What Is a Document Database?

The document database defined

A document database is a type of nonrelational database that is designed to store semistructured data as documents. Document databases are intuitive for developers to use because the data in the application tier is typically represented as a JSON document. Developers can persist data by using the same document model format that they use in their application code. In a document database, each document can have the same or different data structure, and each document is self-describing—including its possibly unique schema—and isn’t necessarily dependent on any other document. Documents are grouped into "collections," which serve a similar purpose to a table in a relational database. 

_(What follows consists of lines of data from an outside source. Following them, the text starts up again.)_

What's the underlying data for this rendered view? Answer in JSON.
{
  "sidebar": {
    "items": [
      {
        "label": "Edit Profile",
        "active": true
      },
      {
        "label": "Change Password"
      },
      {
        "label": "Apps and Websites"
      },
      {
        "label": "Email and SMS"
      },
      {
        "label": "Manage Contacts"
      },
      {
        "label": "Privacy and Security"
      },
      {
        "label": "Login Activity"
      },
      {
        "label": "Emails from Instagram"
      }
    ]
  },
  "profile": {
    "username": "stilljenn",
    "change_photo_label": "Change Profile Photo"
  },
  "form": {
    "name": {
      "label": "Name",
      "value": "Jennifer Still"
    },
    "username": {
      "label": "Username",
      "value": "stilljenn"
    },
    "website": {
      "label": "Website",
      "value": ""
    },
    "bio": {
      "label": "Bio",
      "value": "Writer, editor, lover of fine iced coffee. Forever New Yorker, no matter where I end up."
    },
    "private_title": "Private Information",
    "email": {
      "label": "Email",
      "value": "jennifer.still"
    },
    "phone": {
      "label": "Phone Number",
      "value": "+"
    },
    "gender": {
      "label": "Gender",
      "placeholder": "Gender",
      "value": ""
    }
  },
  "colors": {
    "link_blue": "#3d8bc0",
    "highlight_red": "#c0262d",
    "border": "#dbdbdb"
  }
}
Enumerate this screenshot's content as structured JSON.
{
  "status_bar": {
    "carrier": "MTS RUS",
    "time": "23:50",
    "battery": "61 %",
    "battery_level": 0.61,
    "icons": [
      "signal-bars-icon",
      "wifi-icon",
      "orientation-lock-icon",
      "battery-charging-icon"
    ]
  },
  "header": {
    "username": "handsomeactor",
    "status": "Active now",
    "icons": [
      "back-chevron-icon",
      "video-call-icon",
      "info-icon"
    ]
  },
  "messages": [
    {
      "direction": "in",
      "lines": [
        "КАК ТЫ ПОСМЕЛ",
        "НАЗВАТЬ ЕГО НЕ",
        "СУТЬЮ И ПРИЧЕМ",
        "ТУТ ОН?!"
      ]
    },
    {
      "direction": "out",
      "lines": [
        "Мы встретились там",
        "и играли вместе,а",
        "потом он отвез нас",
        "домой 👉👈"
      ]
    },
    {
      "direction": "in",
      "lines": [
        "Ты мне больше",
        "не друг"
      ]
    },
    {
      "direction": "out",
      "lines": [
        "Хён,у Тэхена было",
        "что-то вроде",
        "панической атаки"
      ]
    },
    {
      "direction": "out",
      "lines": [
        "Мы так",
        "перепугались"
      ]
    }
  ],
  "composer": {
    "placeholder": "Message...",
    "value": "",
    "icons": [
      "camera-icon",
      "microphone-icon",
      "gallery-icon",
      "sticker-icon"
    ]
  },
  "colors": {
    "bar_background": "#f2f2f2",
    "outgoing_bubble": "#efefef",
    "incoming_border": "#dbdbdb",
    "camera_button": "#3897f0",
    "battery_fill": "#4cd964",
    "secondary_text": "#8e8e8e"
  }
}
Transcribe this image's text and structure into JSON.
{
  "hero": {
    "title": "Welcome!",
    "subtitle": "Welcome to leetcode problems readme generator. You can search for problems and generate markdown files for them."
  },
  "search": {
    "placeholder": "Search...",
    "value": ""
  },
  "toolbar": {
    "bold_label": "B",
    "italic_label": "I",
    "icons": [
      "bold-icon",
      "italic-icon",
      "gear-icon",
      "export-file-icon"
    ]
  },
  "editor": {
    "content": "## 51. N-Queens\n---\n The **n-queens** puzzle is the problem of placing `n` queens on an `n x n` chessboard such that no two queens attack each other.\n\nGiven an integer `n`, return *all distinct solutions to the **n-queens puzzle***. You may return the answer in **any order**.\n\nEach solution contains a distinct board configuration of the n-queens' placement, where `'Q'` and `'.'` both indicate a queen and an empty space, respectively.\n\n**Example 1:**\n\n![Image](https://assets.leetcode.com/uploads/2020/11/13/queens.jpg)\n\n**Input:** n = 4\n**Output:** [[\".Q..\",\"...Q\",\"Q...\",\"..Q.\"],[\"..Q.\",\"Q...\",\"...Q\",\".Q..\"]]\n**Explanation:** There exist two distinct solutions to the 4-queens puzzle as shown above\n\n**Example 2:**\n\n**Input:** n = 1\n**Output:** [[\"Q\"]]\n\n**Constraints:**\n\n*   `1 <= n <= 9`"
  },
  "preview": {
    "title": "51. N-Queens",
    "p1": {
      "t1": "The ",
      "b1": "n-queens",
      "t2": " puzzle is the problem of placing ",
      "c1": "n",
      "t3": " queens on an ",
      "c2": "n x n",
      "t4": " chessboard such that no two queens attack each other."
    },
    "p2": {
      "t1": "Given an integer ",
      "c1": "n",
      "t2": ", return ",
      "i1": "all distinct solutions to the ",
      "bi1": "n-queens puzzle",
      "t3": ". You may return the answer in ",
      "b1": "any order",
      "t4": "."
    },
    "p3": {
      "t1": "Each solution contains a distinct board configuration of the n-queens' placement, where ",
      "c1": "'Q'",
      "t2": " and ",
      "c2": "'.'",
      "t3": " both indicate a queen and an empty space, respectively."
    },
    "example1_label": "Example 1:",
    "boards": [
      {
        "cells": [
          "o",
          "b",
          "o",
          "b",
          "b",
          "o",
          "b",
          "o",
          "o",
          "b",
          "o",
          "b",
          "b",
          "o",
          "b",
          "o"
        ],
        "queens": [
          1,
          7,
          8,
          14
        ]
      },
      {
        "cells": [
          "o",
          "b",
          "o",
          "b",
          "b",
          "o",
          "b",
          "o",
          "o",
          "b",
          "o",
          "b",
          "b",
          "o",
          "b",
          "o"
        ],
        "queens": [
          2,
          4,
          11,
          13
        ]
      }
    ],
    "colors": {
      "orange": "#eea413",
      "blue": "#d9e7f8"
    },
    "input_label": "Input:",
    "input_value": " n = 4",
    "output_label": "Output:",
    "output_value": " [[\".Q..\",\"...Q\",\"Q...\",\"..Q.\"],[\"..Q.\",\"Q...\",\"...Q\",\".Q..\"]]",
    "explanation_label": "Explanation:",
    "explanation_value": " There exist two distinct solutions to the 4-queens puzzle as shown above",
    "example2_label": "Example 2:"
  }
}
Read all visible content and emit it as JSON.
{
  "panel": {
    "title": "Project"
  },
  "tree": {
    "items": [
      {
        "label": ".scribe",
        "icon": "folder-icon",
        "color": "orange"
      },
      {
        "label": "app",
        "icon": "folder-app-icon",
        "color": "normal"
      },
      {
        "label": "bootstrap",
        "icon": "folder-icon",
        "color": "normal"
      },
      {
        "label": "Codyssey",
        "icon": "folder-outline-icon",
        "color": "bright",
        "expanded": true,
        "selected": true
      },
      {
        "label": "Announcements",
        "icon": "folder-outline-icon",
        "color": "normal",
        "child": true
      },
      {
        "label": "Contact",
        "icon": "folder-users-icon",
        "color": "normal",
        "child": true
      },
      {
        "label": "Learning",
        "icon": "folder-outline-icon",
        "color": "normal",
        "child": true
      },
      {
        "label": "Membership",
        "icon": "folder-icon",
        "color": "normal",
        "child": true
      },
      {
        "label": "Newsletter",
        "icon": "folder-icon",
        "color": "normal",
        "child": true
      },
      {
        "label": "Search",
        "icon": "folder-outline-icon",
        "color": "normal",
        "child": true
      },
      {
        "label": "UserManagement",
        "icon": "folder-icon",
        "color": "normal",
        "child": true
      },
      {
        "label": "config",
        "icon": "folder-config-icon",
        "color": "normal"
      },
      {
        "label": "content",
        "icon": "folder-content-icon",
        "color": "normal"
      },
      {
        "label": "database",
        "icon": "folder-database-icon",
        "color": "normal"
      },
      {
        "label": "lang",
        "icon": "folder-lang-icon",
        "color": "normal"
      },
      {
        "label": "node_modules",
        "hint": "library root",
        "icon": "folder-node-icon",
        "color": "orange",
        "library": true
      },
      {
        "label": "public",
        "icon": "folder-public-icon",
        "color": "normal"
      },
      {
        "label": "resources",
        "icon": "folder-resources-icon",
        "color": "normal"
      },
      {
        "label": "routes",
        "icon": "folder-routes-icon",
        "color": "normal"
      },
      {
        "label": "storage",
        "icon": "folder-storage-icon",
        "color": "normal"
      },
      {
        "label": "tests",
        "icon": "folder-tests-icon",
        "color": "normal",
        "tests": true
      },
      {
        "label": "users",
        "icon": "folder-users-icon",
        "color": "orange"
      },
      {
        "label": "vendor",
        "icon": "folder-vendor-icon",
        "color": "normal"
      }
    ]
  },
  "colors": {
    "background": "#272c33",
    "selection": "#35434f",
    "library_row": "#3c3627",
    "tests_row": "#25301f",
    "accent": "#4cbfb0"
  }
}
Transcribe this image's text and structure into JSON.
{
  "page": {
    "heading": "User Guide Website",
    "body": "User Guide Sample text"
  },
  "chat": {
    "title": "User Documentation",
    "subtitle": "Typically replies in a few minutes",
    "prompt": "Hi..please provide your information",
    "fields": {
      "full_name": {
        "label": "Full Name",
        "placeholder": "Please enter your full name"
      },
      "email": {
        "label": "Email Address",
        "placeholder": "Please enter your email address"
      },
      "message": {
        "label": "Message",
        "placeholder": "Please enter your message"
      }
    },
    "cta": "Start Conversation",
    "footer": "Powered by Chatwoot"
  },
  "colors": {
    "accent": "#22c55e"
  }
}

For example, in a simple book database, a JSON file that describes a book item could look like the following code.

[
    {
        "year" : 2013,
        "title" : "Turn It Down, Or Else!",
        "info" : {
            "directors" : [ "Alice Smith", "Bob Jones"],
            "release_date" : "2013-01-18T00:00:00Z",
            "rating" : 6.2,
            "genres" : ["Comedy", "Drama"],
            "image_url" : "http://ia.media-imdb.com/images/N/O9ERWAU7FS797AJ7LU8HN09AMUP908RLlo5JF90EWR7LJKQ7@@._V1_SX400_.jpg",
            "plot" : "A rock band plays their music at high volumes, annoying the neighbors.",
            "actors" : ["David Matthewman", "Jonathan G. Neff"]
        }
    },
    {
        "year": 2015,
        "title": "The Big New Movie",
        "info": {
            "plot": "Nothing happens at all.",
            "rating": 0
        }
    }
]

Use cases

Content management

A document database is a great choice for content management applications such as blogs and video platforms. With a document database, each entity that the application tracks can be stored as a single document. The document database is more intuitive for a developer to update an application as the requirements evolve. In addition, if the data model needs to change, only the affected documents need to be updated. No schema update is required and no database downtime is necessary to make the changes. 

Catalogs

Document databases are efficient and effective for storing catalog information. For example, in an e-commerce application, different products usually have different numbers of attributes. Managing thousands of attributes in relational databases is inefficient, and the reading performance is affected. Using a document database, each product’s attributes can be described in a single document for easy management and faster reading speed. Changing the attributes of one product won’t affect others.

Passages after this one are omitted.